February 6, 2018
Today is my birthday, and I was given a wonderful present.
Late this afternoon, SpaceX successfully launched its very first Falcon Heavy rocket into solar orbit. The two strap on boosters returned successfully to landing pads at Cape Canaveral. The core booster apparently experienced a problem and missed its target on a barge anchored offshore. The second stage powered Elon Musk’s wine-red Tesla electric car … along with a mannequin named Starman … into orbit around the sun, then past Mars, into the asteroid belt and beyond.
Why was this such a wonderful present? When I was seven, my dad to my brother and me to see Robert Heinlein’s story, Destination Moon. I was so impressed, I decided then and there I was going to be the first man on the moon. Of course, life didn’t work out as I planned. I never made it to the moon.
So I’ve been waiting 68 years for a private company to build and launch a rocket into orbit … and recover the boosters for reuse. That’s the way it has to be done, if we earthlings are ever going to leave this planet and colonize other planetary bodies.
When I covered the International Symposium for Personal and Commercial Spaceflight, I interviewed Robert Bigalow, real estate billionaire who established Bigalow Aerospace.
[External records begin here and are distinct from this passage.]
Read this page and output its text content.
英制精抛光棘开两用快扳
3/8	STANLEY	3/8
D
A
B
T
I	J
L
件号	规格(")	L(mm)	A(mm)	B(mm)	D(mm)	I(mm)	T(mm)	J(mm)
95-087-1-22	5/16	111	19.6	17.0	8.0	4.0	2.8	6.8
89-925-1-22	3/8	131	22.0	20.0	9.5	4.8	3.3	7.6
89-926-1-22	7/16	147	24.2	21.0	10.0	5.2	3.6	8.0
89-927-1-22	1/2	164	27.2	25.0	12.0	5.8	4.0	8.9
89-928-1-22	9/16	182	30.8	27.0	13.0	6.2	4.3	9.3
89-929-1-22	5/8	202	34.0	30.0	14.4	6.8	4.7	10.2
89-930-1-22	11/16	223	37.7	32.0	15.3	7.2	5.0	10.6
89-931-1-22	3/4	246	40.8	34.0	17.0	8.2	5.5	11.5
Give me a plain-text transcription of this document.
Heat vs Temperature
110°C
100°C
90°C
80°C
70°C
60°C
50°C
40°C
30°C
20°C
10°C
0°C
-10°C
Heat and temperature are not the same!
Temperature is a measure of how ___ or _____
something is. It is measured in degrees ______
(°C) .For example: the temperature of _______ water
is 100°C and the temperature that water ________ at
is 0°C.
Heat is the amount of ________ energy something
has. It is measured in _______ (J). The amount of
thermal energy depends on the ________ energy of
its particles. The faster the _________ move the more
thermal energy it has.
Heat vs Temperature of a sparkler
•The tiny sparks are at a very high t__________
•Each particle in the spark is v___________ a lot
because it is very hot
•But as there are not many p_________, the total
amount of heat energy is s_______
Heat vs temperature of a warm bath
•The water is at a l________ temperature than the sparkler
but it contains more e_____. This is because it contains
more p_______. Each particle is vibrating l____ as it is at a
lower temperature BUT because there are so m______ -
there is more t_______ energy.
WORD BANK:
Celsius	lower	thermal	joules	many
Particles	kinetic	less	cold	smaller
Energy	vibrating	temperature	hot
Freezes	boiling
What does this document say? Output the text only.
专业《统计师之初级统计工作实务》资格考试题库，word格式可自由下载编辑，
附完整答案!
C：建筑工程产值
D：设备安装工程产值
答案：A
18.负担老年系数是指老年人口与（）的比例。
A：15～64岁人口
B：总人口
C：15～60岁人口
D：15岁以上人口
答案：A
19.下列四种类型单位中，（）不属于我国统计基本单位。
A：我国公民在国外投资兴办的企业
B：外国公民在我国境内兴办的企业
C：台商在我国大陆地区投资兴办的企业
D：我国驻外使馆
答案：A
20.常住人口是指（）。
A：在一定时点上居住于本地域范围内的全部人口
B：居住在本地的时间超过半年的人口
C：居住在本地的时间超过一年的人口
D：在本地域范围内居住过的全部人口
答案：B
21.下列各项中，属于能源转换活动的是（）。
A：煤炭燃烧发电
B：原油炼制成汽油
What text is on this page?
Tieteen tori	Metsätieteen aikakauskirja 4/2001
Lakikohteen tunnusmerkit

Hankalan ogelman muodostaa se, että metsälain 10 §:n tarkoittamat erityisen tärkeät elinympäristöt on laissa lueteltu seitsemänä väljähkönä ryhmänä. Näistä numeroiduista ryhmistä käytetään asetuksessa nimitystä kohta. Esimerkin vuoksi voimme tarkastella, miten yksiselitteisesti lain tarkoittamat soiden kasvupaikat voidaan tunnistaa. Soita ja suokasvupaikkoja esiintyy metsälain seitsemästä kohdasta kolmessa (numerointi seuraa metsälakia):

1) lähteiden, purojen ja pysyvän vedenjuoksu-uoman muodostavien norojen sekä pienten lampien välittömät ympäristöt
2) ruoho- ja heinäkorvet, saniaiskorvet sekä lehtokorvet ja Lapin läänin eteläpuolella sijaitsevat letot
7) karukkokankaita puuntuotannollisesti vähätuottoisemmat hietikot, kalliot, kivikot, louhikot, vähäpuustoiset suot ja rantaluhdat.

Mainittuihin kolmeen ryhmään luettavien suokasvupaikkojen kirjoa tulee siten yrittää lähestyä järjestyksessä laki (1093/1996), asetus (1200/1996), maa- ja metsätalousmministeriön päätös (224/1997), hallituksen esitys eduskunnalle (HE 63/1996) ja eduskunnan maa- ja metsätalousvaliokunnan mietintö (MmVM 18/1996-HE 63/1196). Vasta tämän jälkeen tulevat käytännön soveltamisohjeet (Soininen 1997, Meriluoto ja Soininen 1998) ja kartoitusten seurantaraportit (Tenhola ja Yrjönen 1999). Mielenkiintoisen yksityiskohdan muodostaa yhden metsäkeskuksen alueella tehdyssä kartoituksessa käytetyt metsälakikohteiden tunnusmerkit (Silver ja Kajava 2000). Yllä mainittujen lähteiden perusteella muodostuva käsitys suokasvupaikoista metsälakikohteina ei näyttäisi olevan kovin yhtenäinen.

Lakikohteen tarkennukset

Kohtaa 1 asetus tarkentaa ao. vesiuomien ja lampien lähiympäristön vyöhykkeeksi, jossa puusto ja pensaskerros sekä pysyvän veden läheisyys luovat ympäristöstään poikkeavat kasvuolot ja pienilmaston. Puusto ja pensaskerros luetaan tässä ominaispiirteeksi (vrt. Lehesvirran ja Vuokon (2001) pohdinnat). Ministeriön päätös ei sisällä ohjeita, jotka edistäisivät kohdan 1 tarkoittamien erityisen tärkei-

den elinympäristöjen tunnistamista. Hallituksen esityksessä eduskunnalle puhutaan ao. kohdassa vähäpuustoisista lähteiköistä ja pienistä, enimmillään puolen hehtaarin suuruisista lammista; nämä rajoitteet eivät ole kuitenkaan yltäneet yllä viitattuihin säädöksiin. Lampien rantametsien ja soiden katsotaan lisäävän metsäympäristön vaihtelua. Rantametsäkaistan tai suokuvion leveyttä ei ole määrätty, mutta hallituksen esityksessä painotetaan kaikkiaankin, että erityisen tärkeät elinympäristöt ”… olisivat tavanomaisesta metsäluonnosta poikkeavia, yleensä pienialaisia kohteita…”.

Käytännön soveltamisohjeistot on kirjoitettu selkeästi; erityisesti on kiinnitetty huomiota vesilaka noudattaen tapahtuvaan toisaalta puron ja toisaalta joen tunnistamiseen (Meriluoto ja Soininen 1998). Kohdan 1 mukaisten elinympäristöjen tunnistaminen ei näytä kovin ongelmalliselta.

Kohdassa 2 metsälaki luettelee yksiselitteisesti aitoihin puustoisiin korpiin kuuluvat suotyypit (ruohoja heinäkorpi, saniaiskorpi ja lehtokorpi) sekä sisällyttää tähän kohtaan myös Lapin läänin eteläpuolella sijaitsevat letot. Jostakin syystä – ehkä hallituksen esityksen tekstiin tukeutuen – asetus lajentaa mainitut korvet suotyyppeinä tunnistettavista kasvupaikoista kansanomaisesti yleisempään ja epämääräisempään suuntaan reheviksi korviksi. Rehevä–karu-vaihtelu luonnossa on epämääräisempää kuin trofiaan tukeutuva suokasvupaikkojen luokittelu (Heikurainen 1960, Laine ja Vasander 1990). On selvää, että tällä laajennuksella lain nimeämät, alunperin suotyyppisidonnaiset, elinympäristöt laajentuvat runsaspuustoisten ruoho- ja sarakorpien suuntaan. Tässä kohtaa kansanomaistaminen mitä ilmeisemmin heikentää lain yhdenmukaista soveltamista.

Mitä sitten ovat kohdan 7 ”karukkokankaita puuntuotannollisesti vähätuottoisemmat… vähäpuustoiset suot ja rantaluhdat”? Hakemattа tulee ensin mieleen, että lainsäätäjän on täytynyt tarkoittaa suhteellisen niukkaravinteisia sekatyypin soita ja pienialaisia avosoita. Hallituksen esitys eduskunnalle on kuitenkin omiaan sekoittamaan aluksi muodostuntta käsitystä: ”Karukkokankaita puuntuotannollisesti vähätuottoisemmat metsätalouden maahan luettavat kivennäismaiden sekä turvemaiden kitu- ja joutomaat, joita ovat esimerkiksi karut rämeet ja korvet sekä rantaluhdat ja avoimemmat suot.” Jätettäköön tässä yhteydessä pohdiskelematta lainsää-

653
Bigalow has developed an expandable habitat for use in space. He told me he was just waiting for the rockets to catch up to his work. Now that’s happened.
There is only one destination in space at the moment — the International Space Station. With SpaceX’s success, there is now an opening to develop enterprise in space and establish as many destinations as we want … including Destination Moon.
I will never fly in space, but I will live long enough to see people walk on the surface of Mars, establish a permanent base on the moon, and perhaps even mine an asteroid in situ. I am watching my dream come true, albeit vicariously.